Mary Lou Arruda death, obituary: James Kater death from cancer happened January 23, 2016.
James Kater died in prison as a prisoner of the state, 38 years after he murdered 15-year-old Mary Lou Arruda and was convicted in the killing 15-year-old Mary-Lou Arruda.
He was 69 years old.
James Kater committed the most heinous crime in Raynham with Mary Lou Arruda death.
He had been serving his life sentence in the state prison in Shirley when he fell ill and was transported to Lemuel Shattuck Hospital on Jan. 9, according to Darren Duarte of the Massachusetts Department of Corrections.
Mary Lou Arruda death, obituary: How James Kater killed Mar Lou Arruda
On the afternoon of Sept. 8, 1978, James Kater drove his lime-green car down a secluded dirt road and kidnapped 15-year-old Mary Lou Arruda who was riding an orange 10-speed bike.
Kater drove past the Arruda home on Church Street minutes later with the family’s oldest child in the car.
Her remains were discovered in a forest nine weeks later. Mary Lou Arruda body was found tied to a tree in the Freetown State Forest in November. She had been decapitated.
Before Mary Lou Arruda death, reports say Kater once ran a woman off the road in his car and tried to abduct her.
In a separate incident, Kater reportedly attacked a 63-year-old woman in a cemetery with a chair leg and attempted to rape her while she grieved at her late husband’s gravestone.
And a decade before abducting Mary Lou Arruda and tying her to a tree, Kater did the exact same thing to a North Andover girl.
Kater had abducted a 13-year-old North Andover girl on her bicycle and tied her to a tree. She escaped, and Kater admitted to the crime.
He plead guilty and served a prison sentence.
Kater was released years ahead of schedule, and in 1976 he began hanging around the Bridgewater area for clinical therapy.
Two years later, he committed Mary Lou Arruda murder. He abducted Mary-Lou as she rode her bicycle near her home and tied her to a tree in Freetown State Forest.
The day after Arruda disappeared, reports say Kater got married and left the country on a honeymoon.

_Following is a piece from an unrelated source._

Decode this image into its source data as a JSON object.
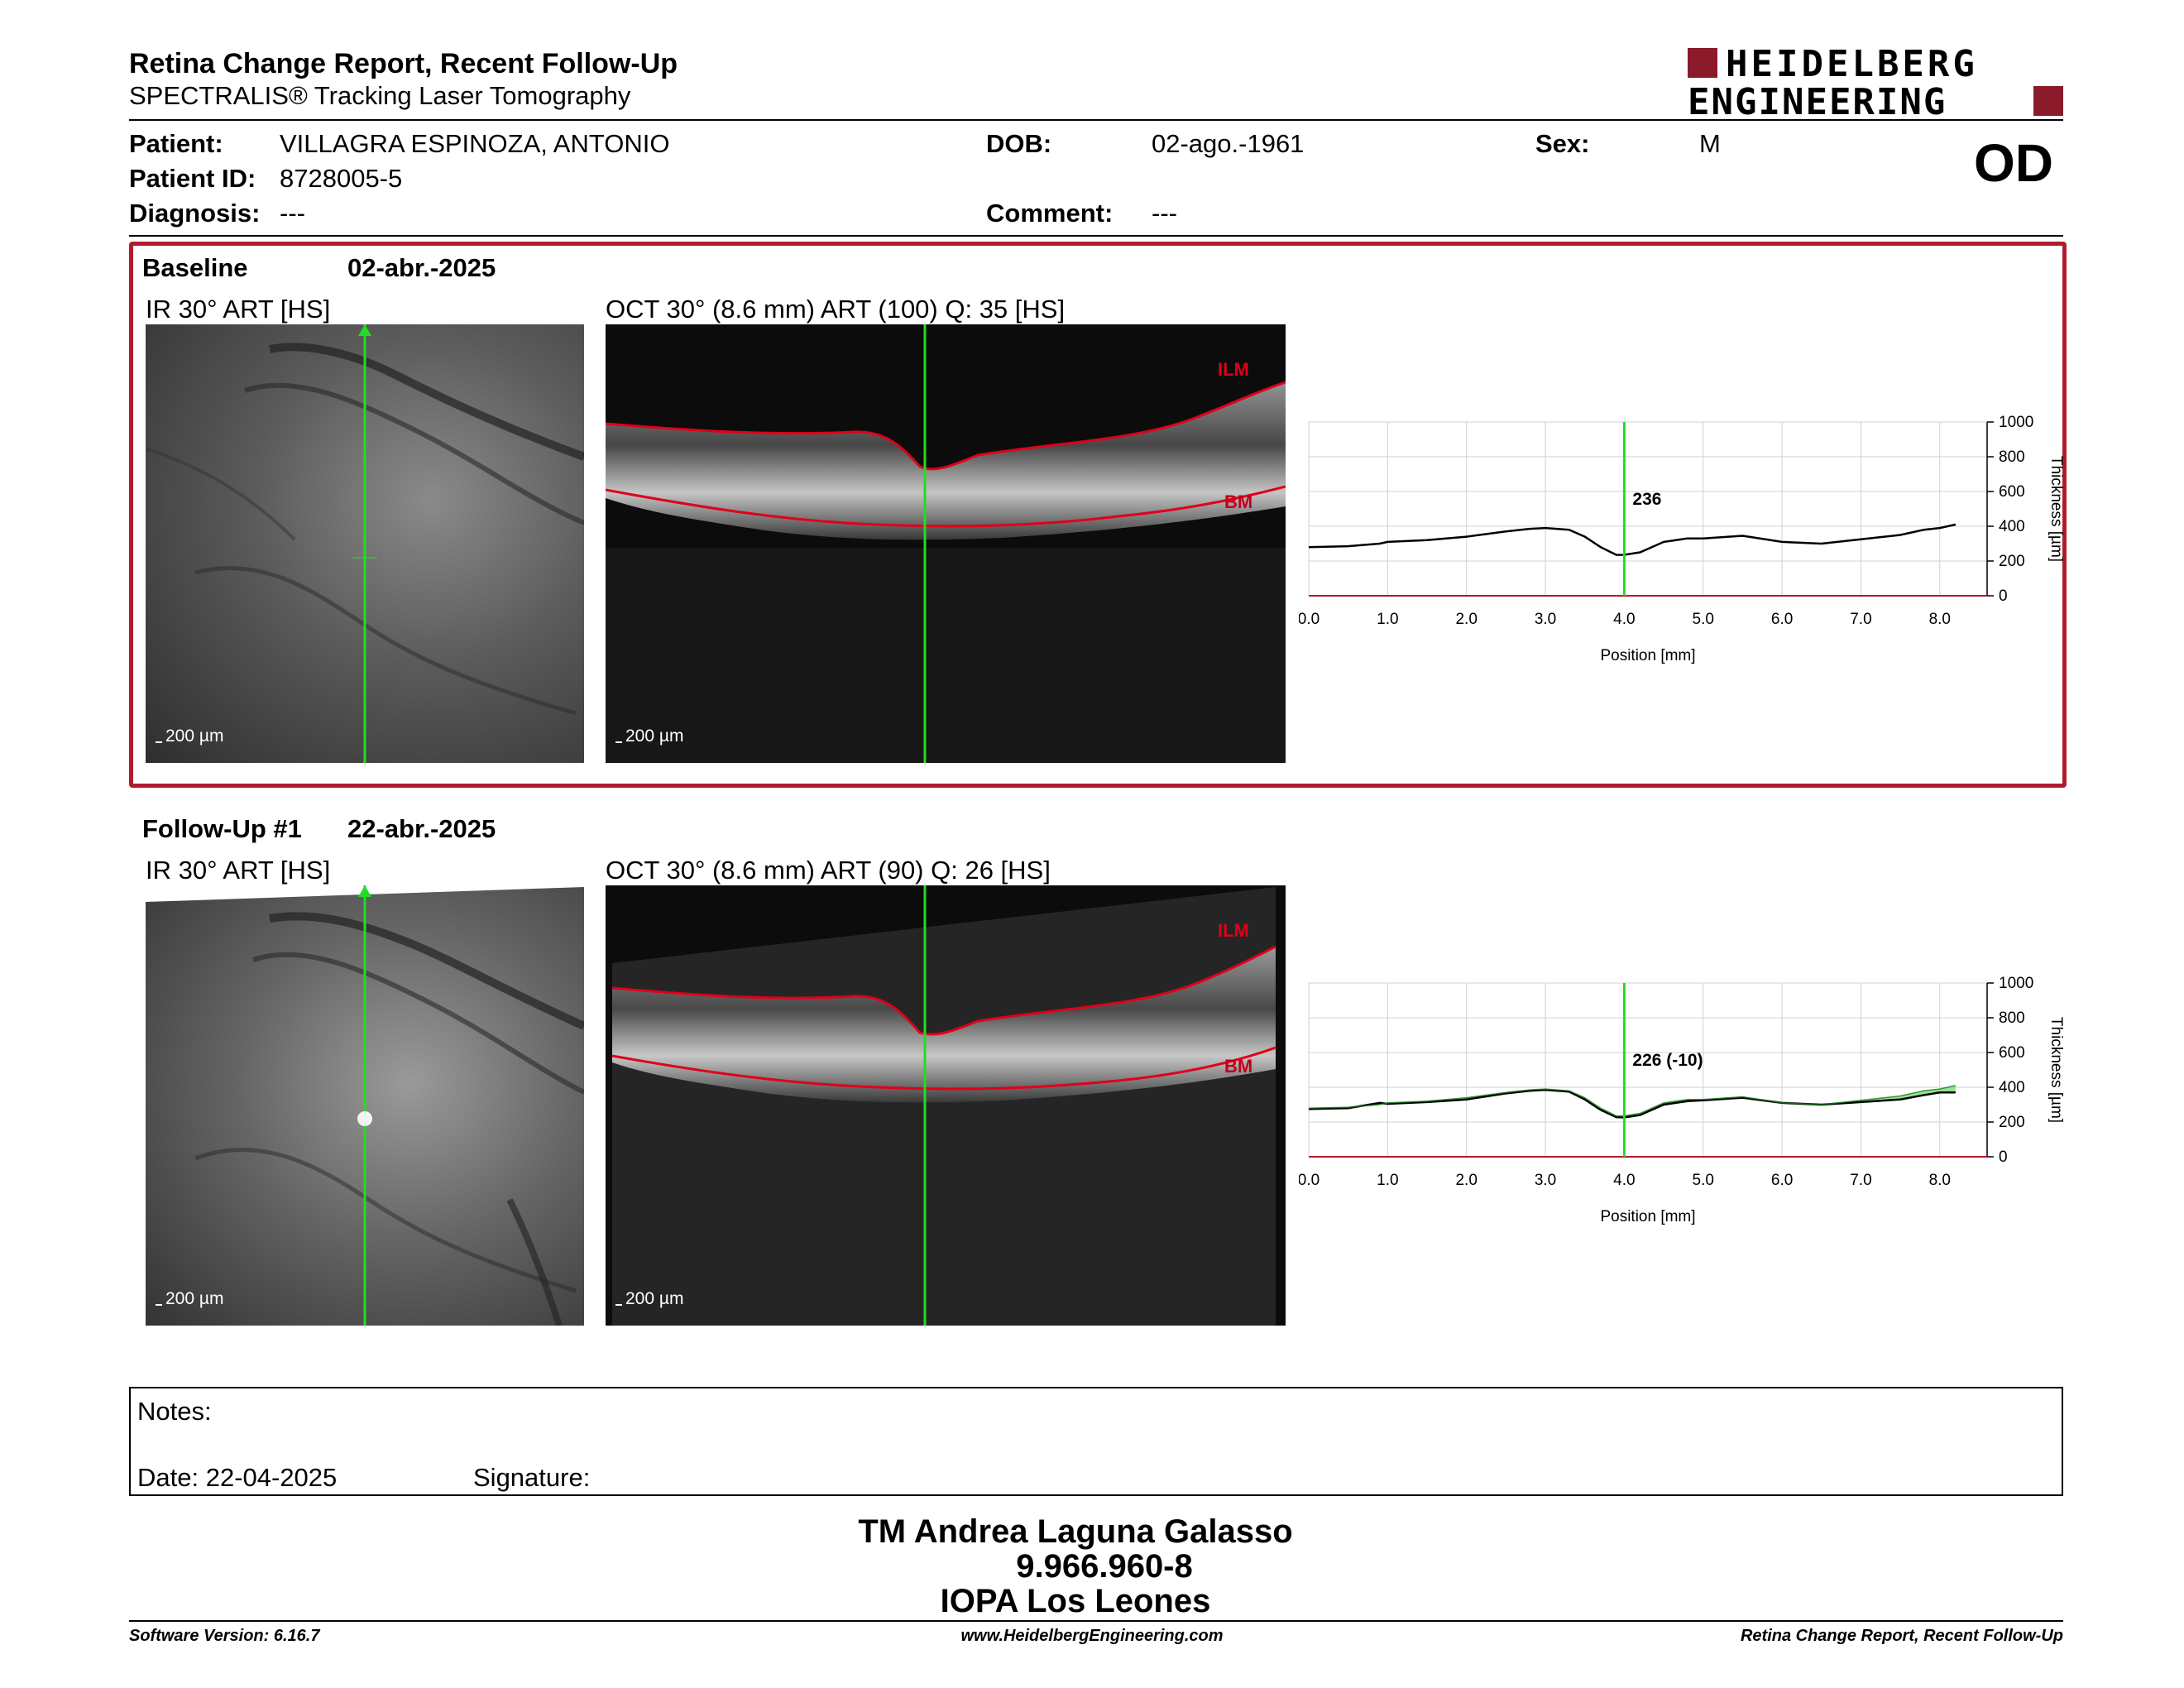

A week later, Kater walked into the police station with a lawyer and looked eerily similar to a composite sketch created with the help of an eyewitness.
Kater would be convicted in 1978 and 1986, but both convictions were reversed on appeal based on witness testimony given under hypnosis.
A 1992 trial ended in a mistrial before Kater’s final conviction in 1996.